Nursing homes face staff shortage

By Megan R. Harrell

Star Staff
mharrell@starhq.com

  
In recent years, federal healthcare officials have honed in on neglect and abuse in nursing homes across the nation. Studies have been completed that show a relationship between cases of elder neglect and understaffed nursing facilities.
   A federal study ordered by Congress earlier this year showed that approximately 90 percent of nursing homes are understaffed. The U.S.Department of Health and Human Services completed the study, which estimates the cost of establishing proper staffing levels at nursing homes nationwide to be approximately $7.6 billion.
   "When there are not enough workers you just can't take care of a bunch of people. You just don't have the time to give them the quality of care that everybody would like to be able to give," one registered nurse at an Elizabethton nursing home said on condition of anonymity.
   The nurse added that shortages are felt the most when there are not enough certified nurse's assistants (CNA), because they actually provide residents with day to day care such as changing their bedding and clothes.
   CNAs are hard to come by in the field of nursing home healthcare. Administrators testified to the difficult tasks required of CNAs, and stated that it takes a special type of person to be able to complete the daily tasks associated with the job.
   It is often hard for nursing homes to keep qualified CNAs on staff because of the difficulty of the job, coupled with low compensation. It took health officials researching the shortage of workers at nursing homes eight years to conclude that understaffing has contributed to increases in the number of patients who suffer from bedsores, malnutrition, and extreme weight loss.
   The Department of Health and Human Services is now pushing for new standards that would result in residents at nursing homes receiving a minimum of two hours of care each day. Healthcare providers agree that more stringent standards would be impossible to establish without a significant increase in staff members at the facilities.
   Locally, administrators at nursing homes have not felt the effects of staffing shortages as acutely as the national study depicts. Officials at the Hermitage Health Center in Elizabethton said that the facility is not currently understaffed, and that there are 72 employees for the 70 residents receiving care.
   Jeannette Bradshaw, administrator at Hermitage, stated that the staffing situation at the facility continually varies, and that healthcare provider shortages are not isolated to nursing homes.
   "That is not just a nursing home problem, that is all over nursing," Bradshaw said.
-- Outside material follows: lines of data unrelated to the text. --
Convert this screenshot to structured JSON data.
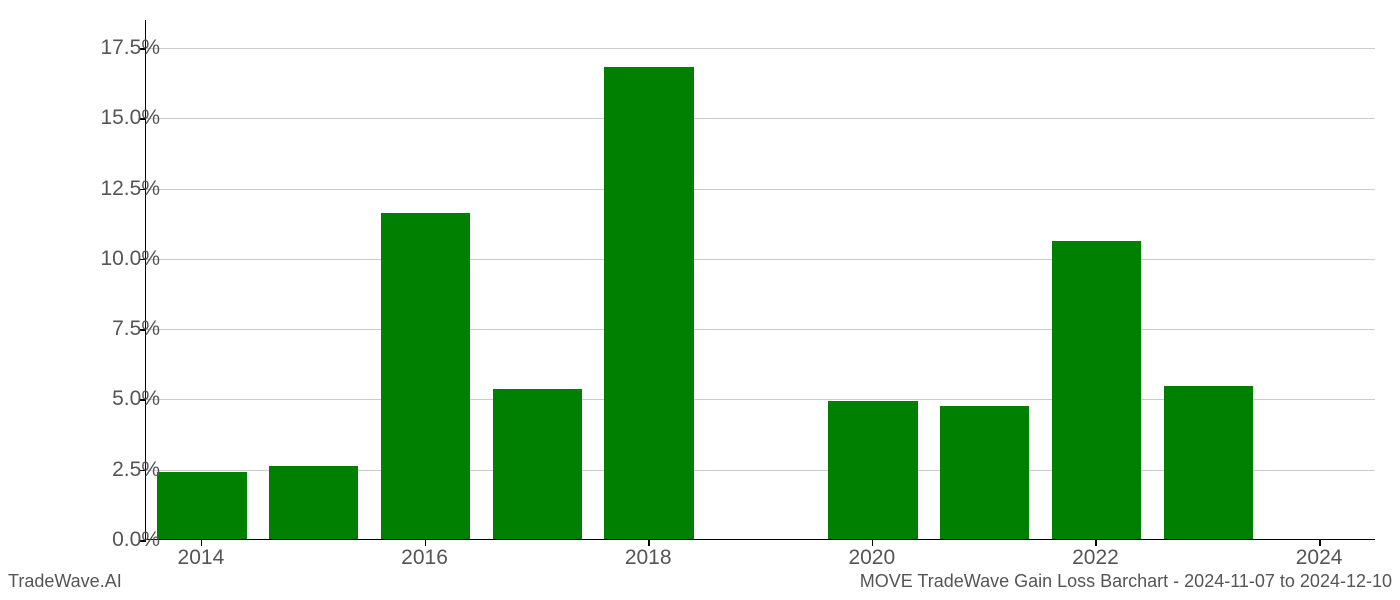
{
  "chart": {
    "type": "bar",
    "footer_left": "TradeWave.AI",
    "footer_right": "MOVE TradeWave Gain Loss Barchart - 2024-11-07 to 2024-12-10",
    "background_color": "#ffffff",
    "grid_color": "#cccccc",
    "axis_color": "#000000",
    "bar_color": "#008000",
    "label_color": "#555555",
    "label_fontsize": 21,
    "footer_fontsize": 18,
    "ylim": [
      0,
      18.5
    ],
    "y_ticks": [
      0.0,
      2.5,
      5.0,
      7.5,
      10.0,
      12.5,
      15.0,
      17.5
    ],
    "y_tick_labels": [
      "0.0%",
      "2.5%",
      "5.0%",
      "7.5%",
      "10.0%",
      "12.5%",
      "15.0%",
      "17.5%"
    ],
    "x_ticks": [
      2014,
      2016,
      2018,
      2020,
      2022,
      2024
    ],
    "x_tick_labels": [
      "2014",
      "2016",
      "2018",
      "2020",
      "2022",
      "2024"
    ],
    "x_range": [
      2013.5,
      2024.5
    ],
    "bar_width": 0.8,
    "data": [
      {
        "year": 2014,
        "value": 2.4
      },
      {
        "year": 2015,
        "value": 2.6
      },
      {
        "year": 2016,
        "value": 11.6
      },
      {
        "year": 2017,
        "value": 5.35
      },
      {
        "year": 2018,
        "value": 16.8
      },
      {
        "year": 2019,
        "value": 0.0
      },
      {
        "year": 2020,
        "value": 4.9
      },
      {
        "year": 2021,
        "value": 4.75
      },
      {
        "year": 2022,
        "value": 10.6
      },
      {
        "year": 2023,
        "value": 5.45
      },
      {
        "year": 2024,
        "value": 0.0
      }
    ]
  }
}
Bradshaw sees many factors that contribute to the difficulty of getting, and keeping, good healthcare providers.
   "For the younger adults it is finding childcare, and for the middle aged adults, many of them feel threatened by the testing and course work," Bradshaw said. "It is difficult for them to go back into the classroom and take a test after being out of it."
   DHS officials have also highlighted several causes for the understaffing at nursing homes. They have pointed to cutbacks in Medicare, low compensation, and unreasonable workloads, as some of the causes behind a shortage of workers at nursing homes.
   The aging "baby boomer" population also contributes to the staffing crisis. The large increase in the aging population needing long-term healthcare has increased faster than the number of people entering the healthcare profession.